Y así para todos los demás componentes de la cultura, con un especial señalamiento a las comunicaciones: el problema con muchas empresas es que creen que actuando únicamente en las actividades de comunicación van a lograr modificar la cultura de la empresa. Las comunicaciones son un resultado, no un sustituto de las actuaciones que se deben realizar en todos los demás elementos de la cultura. Las comunicaciones, sin dudas, juegan un papel determinante en el proceso de “enseñanza” de los nuevos valores, pero resultarán “discursos vacíos” sino reflejan una actitud comprometida y verdadera de los altos niveles de mando hacia los nuevos valores.

En conclusión, se trata de actuar en todos los elementos concretos e identificables de la cultura de tal forma que los mismos respondan al nuevo modelo cultural deseado. Pero, como es lógico, esas actuaciones no pueden ser aisladas, esporádicas o individuales. Las mismas deben responder a un Plan de Acción Integral con el fin de que se orienten todas en la dirección deseada y entre todas, con sus resultados conjuntos y por el efecto sinergia, sean capaces de alcanzar el objetivo; es decir, la adopción del nuevo modelo cultural por parte de todos los miembros del personal de la empresa, en todos sus niveles jerárquicos y en todas sus áreas funcionales.

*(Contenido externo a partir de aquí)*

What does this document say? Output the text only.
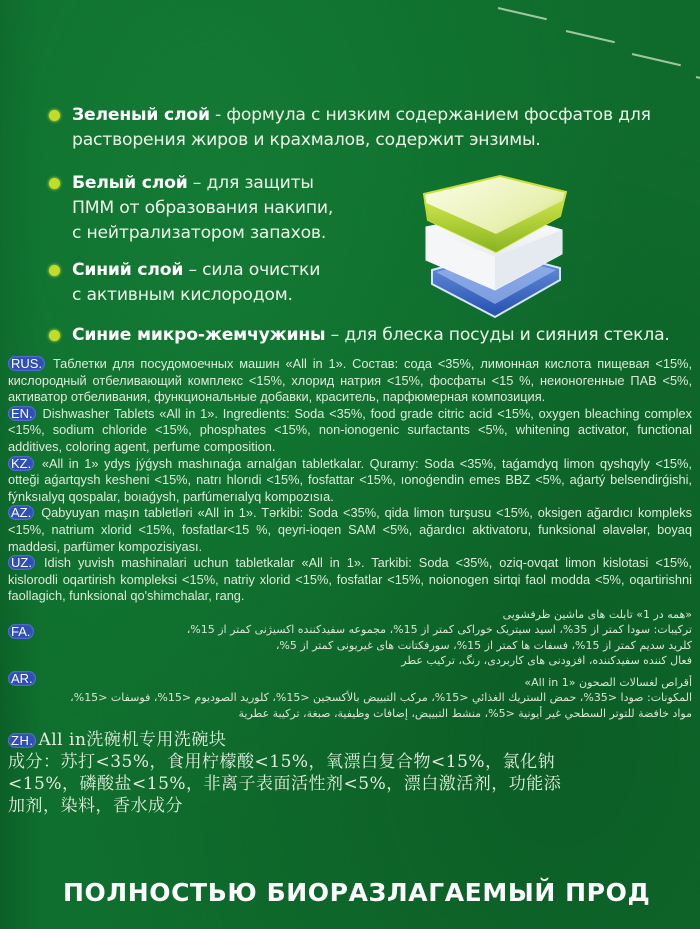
Зеленый слой - формула с низким содержанием фосфатов для
растворения жиров и крахмалов, содержит энзимы.
Белый слой – для защиты
ПММ от образования накипи,
с нейтрализатором запахов.
Синий слой – сила очистки
с активным кислородом.
Синие микро-жемчужины – для блеска посуды и сияния стекла.

RUS. Таблетки для посудомоечных машин «All in 1». Состав: сода <35%, лимонная кислота пищевая <15%, кислородный отбеливающий комплекс <15%, хлорид натрия <15%, фосфаты <15 %, неионогенные ПАВ <5%, активатор отбеливания, функциональные добавки, краситель, парфюмерная композиция.

EN. Dishwasher Tablets «All in 1». Ingredients: Soda <35%, food grade citric acid <15%, oxygen bleaching complex <15%, sodium chloride <15%, phosphates <15%, non-ionogenic surfactants <5%, whitening activator, functional additives, coloring agent, perfume composition.

KZ. «All in 1» ydys jýǵysh mashınaǵa arnalǵan tabletkalar. Quramy: Soda <35%, taǵamdyq limon qyshqyly <15%, otteği aǵartqysh kesheni <15%, natrı hlorıdi <15%, fosfattar <15%, ıonoǵendin emes BBZ <5%, aǵartý belsendirǵishi, fýnksıalyq qospalar, boıaǵysh, parfúmerıalyq kompozısıa.

AZ. Qabyuyan maşın tabletləri «All in 1». Tərkibi: Soda <35%, qida limon turşusu <15%, oksigen ağardıcı kompleks <15%, natrium xlorid <15%, fosfatlar<15 %, qeyri-ioqen SAM <5%, ağardıcı aktivatoru, funksional əlavələr, boyaq maddəsi, parfümer kompozisiyası.

UZ. Idish yuvish mashinalari uchun tabletkalar «All in 1». Tarkibi: Soda <35%, oziq-ovqat limon kislotasi <15%, kislorodli oqartirish kompleksi <15%, natriy xlorid <15%, fosfatlar <15%, noionogen sirtqi faol modda <5%, oqartirishni faollagich, funksional qo'shimchalar, rang.

FA.
«همه در 1» تابلت های ماشین ظرفشویی
ترکیبات: سودا کمتر از 35%، اسید سیتریک خوراکی کمتر از 15%، مجموعه سفیدکننده اکسیژنی کمتر از 15%،
کلرید سدیم کمتر از 15%، فسفات ها کمتر از 15%، سورفکتانت های غیریونی کمتر از 5%،
فعال کننده سفیدکننده، افزودنی های کاربردی، رنگ، ترکیب عطر
AR.	أقراص لغسالات الصحون «All in 1»
المكونات: صودا <35%، حمض الستريك الغذائي <15%، مركب التبييض بالأكسجين <15%، كلوريد الصوديوم <15%، فوسفات <15%،
مواد خافضة للتوتر السطحي غير أيونية <5%، منشط التبييض، إضافات وظيفية، صبغة، تركيبة عطرية
ZH. All in洗碗机专用洗碗块
成分：苏打<35%，食用柠檬酸<15%，氧漂白复合物<15%，氯化钠
<15%，磷酸盐<15%，非离子表面活性剂<5%，漂白激活剂，功能添
加剂，染料，香水成分
ПОЛНОСТЬЮ БИОРАЗЛАГАЕМЫЙ ПРОД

Un modelo para el cambio cultural
A partir de una modelo desarrollado originalmente en Richard Barrett & Associates, hemos re-elaborado un marco de trabajo para el proceso de cambio cultural. A primera vista dicho modelo puede parecer un poco complicado y difícil de implantar, pero, en realidad, es eminentemente práctico y, de ser aplicado correctamente, es muy eficaz. El modelo, con las adaptaciones hechas por nosotros, se compone de dos grandes fases y doce pasos, tal y como mostramos en este artículo.

1- Asegurar el compromiso y la cohesión del liderazgo con el desarrollo de un nuevo modelo cultural para la empresa.
2- Evaluación de la cultura de la empresa.
3- Revisión de la Misión, Visión y Valores.
4- Estructuración del Cuadro de Mando y el Plan de Acción del Cambio Cultural.